Lark Witwillow is a potion prodigy, a practiced liar, and a reluctant fugitive with a reputation for vanishing before the pitchforks come out. She didn’t mean to kill the Dreadlord Daltharion, but when he grabbed the wrong vial and drank it without reading the label, she didn’t exactly stop him either.
Now presumed dead herself, Lark slips into Kindlebrook, a heavily warded village where dragons nap in courtyards, retired villains trade recipes, and the shrubbery has a bad habit of catching fire. It’s the perfect place to keep a low profile… provided no one asks about the glamour on her face, the twitchy hatchling at her heels, or the cursed garden that keeps trying to bite her.

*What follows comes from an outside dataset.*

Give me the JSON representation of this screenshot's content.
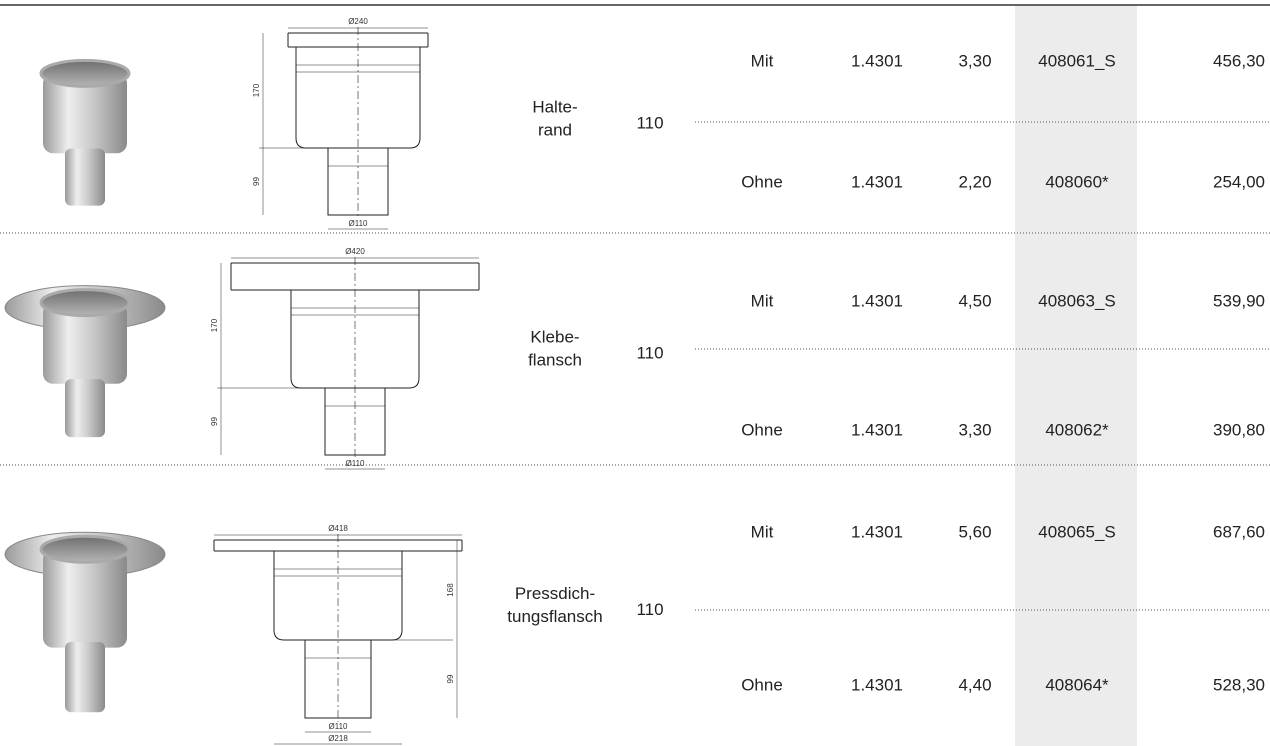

But secrets have a way of surfacing in Kindlebrook, and magic has a long memory. And when both start asking for more than she’s willing to give, Lark will have to decide whether she’s ready to stop running—or vanish for good.
Magic in Emberlinth:
What it is:
Magic here is relational, rooted in grief, memory, and care. It isn’t claimed, it’s offered. Dragons may grant it. The land may answer. It’s threaded through lullabies, planted in gardens, stirred into tea, and whispered in the dark to someone you hope still hears you. Everything it gives, it remembers.
What it isn’t:
It’s not elemental, inherited, academic, or flashy. You can’t take it, study your way into it, or command it on a whim. Magic taken without permission unravels—fraying, hollowing, and leaving a mark you can’t undo.
The Threadbound live by one truth:
You don’t command magic. You earn it—sometimes with care, sometimes with grief, always with choice.